Cohen and Lili start school this Thursday. So early, I know! I can't believe my little Lili is starting Kindergarten, and Cohen is going to be in Grade 2! It's amazing how the time flies. Though I'm somewhat excited for them to be returning to school (no more "mom, I'm BORED!"), I admit to feeling very anxious about juggling 3 kids, a new job (read on), the business and all of the activities that the kids are typically involved in. Usually as September approaches I am super-excited and energetic and ready to go-go-go... not this year. This year I feel tired and somewhat depressed. Maybe it's because the weather was less than spectacular this summer, and now I feel the chill of another long winter approaching. I don't know. I don't know! The kids won't be involved in as many activities this year - possibly, anyways - so that will help. I am excited to see them back on the ice again, and hopefully I'll get used to being a taxi again :)
Luci is amazing... this age is so incredible, developmentally. She's standing on her own, and any day now she'll be walking. She is such a snuggly girl, unlike Cohen or Lili, which I love but is making it harder for me to face a full-time job. She is such a happy girl, and so smart! She says "thank you" whenever you give her something or even if you pick her up when she's sad. She says "hi", and "daddy" and "kitty" and "mama" and "oh oh" and "nose" and "eyes" and, of course, "NO!". I can't get enough of her. She's my little one, my sweet darling Luci!

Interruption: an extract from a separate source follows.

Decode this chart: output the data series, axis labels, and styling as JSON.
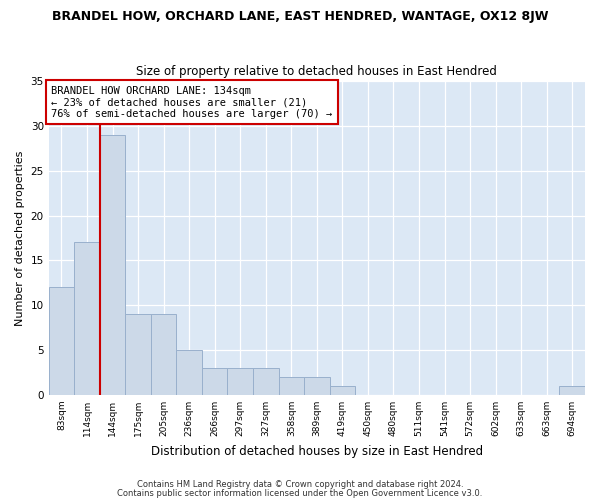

What else. Oh, the job. I am no longer at Mt. Royal, which is a good thing. Truth be told, I hated that job. The people were great, but I am in no way meant to sit in a cubicle at a desk all day entering codes and grades. I never had to make a single decision, everything was done by the book and there was no need, ever, to think. I used to fall asleep sitting up, hands on the keyboard... I can't handle being braindead like that. So I'm glad. AND, the new position I have (starting tomorrow!!!) is so the opposite! I have been hired as the General Manager of the Calgary Boys Choir. I am extraordinarily excited - it's a big step up, and in the arts, which is where I've always wanted to be. Lots of responsibility and it will be a big learning curve, but I know it's exactly where I should be. The hours are flexible, the pay is decent, I get to be surrounded by music and kids. The group is internationally known, and tour frequently. As it stands, I start tomorrow, and head out to the Banff Centre for a workshop with the kids already next week.
Through all the trials of this summer... I just keep believing that everything happens for a reason, and that there are lessons to be learned in each challenge that I face. I am blessed with the most amazing, sweet children and a husband that is still working to make me smile every day. I have amazing friends, amazing family, and a roof over my head and now a job that I know I will love.
Life is good... with all of the good things, I'm sure I can handle being a taxi driver on top of it all, LOL!